Even in this first Burnod novel, the later recurring motive is evident: the conflict in which strong-willed women find themselves in a bourgeois society cannot be resolved without fundamental changes to this social system.

swell

  1. Florentine is Burnod's first novel in terms of its time of origin and its autobiographical content ; Elisabeth Burnod  ( page no longer available , search in web archivesInfo: The link was automatically marked as defective. Please check the link according to the instructions and then remove this notice. in Bibliomedia Switzerland .@1@ 2Template: Dead Link / www.bibliomedia.ch  
  2. ^ So Michelle Kuttel: Une grande Romancière n'est plus. In: Information culturelle SPS , November 26, 1979. On the work of Elisabeth Burnod cf. also Henri-Charles Dahlem: Elisabeth Burnod. In: Dictionnaire des écrivains suisses d'expression française. (Ed .: Alain Nicollier, Henri-Charles Dahlem.) Geneva 1994, ISBN 2-88115-012-8 , Vol. 1, pp. 150-151, and Cathérine Dubuis: Du roman bougeois au roman engagé. In: Histoire de la literature en Suisse romande. (Ed .: Roger Francillon.) Vol. 3: De la Seconde Guerre aux années 1970. Lausanne 1998, here p. 319.

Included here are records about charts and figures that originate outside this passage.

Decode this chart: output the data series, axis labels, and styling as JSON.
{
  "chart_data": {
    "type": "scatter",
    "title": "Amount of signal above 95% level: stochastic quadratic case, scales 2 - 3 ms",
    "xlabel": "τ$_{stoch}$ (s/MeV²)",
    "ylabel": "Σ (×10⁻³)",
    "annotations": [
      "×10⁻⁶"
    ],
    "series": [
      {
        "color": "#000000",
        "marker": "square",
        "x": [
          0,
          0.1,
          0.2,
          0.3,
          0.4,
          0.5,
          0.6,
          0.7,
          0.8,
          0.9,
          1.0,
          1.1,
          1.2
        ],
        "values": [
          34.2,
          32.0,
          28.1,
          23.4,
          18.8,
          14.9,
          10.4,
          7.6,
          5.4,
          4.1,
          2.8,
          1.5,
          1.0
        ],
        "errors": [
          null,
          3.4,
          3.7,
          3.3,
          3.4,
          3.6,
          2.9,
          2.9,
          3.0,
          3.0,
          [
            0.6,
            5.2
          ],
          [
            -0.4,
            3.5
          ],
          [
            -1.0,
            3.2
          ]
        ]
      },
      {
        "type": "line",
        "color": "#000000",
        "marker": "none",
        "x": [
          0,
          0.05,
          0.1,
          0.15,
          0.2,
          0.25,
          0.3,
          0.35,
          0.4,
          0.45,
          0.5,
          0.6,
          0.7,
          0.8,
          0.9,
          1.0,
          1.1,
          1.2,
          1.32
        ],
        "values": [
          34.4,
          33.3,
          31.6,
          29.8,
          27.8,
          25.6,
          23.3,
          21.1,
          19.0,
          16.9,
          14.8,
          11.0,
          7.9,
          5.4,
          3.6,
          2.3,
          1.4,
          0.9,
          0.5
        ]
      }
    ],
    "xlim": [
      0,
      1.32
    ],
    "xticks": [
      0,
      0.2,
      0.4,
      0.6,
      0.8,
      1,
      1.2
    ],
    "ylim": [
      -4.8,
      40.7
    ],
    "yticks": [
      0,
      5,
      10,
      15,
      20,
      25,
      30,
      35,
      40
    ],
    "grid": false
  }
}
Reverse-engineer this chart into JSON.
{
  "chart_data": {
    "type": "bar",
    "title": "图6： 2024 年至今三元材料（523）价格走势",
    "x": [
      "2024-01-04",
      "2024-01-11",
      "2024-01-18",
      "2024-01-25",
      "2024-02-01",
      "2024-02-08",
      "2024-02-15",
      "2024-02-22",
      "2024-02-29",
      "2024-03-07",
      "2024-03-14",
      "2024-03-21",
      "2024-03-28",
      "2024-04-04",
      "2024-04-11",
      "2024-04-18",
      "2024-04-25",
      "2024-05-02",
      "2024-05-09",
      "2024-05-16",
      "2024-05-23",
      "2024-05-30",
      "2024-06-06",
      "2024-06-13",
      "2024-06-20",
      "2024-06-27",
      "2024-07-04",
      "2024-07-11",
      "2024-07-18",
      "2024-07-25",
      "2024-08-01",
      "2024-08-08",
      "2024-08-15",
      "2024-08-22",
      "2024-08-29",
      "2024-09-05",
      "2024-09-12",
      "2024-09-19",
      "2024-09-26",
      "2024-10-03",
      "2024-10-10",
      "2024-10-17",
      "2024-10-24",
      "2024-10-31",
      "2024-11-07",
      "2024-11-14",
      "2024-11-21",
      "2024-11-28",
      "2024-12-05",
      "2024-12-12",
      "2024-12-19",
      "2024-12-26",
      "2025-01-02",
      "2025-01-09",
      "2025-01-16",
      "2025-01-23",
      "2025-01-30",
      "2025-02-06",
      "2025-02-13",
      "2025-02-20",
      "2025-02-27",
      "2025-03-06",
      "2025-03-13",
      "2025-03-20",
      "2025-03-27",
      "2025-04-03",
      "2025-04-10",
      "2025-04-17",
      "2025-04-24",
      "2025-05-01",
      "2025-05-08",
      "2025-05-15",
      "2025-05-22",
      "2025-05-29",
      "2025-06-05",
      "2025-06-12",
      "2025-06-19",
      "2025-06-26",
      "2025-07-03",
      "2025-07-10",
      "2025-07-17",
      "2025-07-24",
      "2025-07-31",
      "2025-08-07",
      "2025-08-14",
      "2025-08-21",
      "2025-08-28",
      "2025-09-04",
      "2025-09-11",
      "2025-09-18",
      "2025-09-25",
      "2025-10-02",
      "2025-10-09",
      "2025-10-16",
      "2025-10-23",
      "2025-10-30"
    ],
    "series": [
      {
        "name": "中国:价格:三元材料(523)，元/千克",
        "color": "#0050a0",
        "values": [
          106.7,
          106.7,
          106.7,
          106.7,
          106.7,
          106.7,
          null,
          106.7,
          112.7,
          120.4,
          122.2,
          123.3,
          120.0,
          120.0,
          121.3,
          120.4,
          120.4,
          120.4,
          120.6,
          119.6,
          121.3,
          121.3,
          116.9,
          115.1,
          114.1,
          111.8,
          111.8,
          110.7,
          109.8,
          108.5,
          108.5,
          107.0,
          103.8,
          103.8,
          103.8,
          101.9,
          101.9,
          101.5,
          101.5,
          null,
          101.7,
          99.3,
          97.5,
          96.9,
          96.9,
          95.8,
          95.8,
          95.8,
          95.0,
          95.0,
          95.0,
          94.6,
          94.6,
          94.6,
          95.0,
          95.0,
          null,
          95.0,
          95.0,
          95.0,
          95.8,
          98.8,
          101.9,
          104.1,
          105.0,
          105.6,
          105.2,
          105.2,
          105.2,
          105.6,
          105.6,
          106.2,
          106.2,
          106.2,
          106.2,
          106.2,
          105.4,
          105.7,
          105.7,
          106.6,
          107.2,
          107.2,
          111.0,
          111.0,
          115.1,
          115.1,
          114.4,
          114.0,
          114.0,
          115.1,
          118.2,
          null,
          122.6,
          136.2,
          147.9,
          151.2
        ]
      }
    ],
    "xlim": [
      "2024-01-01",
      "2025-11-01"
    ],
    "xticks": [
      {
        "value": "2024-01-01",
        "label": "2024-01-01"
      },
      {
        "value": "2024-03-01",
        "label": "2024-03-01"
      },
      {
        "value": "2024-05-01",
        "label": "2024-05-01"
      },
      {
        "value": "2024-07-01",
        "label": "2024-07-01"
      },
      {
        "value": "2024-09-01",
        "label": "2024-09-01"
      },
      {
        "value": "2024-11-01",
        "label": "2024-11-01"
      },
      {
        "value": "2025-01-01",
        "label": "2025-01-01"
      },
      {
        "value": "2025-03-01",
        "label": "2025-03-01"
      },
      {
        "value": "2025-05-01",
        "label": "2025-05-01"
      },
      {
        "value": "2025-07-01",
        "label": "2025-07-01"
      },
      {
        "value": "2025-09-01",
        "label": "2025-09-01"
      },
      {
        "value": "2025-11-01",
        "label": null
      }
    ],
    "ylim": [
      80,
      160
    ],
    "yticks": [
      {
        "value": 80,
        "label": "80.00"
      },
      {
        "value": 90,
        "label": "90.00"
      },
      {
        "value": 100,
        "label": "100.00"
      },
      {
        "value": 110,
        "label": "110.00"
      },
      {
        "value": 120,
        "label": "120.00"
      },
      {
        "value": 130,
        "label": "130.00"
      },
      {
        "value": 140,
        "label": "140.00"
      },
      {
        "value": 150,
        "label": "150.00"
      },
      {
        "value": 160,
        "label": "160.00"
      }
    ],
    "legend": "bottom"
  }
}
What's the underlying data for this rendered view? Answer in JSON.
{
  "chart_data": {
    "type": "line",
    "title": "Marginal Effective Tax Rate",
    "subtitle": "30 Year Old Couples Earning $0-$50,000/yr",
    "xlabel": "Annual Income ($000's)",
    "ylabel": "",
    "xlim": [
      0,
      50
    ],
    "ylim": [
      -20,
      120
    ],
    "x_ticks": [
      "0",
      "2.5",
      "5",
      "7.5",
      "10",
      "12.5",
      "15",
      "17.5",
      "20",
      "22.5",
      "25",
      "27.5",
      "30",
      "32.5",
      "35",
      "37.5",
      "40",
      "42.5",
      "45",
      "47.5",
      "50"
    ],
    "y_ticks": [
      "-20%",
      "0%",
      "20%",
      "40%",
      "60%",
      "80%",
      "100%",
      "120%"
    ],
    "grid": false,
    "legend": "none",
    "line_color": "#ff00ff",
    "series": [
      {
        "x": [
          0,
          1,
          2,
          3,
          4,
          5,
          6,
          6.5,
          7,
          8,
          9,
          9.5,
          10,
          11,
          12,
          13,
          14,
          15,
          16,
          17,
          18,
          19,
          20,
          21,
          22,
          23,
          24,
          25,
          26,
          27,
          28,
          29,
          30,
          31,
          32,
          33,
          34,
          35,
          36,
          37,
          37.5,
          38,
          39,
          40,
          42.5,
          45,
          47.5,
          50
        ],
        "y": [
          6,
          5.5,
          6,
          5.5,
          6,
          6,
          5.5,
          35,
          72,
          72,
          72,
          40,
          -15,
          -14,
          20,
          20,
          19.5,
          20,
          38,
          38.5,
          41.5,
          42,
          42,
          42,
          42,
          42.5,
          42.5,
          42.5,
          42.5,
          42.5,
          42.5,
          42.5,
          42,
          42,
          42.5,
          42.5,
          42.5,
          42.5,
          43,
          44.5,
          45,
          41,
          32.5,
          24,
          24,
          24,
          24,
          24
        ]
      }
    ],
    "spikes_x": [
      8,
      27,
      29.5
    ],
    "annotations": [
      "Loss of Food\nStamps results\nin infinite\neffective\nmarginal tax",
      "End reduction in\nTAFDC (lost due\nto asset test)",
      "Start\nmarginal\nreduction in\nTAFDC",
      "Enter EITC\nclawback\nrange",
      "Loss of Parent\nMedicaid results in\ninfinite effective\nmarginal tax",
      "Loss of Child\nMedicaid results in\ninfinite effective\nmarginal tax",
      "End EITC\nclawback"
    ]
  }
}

  3. on Claudia Cantacuzène see the article on Élisabeth Burnod .
  4. In an interview with Jaqueline Thévos ( Elisabeth Burnod. In: Femmes suisses et le Mouvement féministe , Organe officiel des informations de l'Alliance de Sociétés Féminines Suisses, 64, No. 2 (Feb. 1976) doi : 10.5169 / seals-274442 ) the author herself emphasized in 1976 that all of her novels have an autobiographical reference.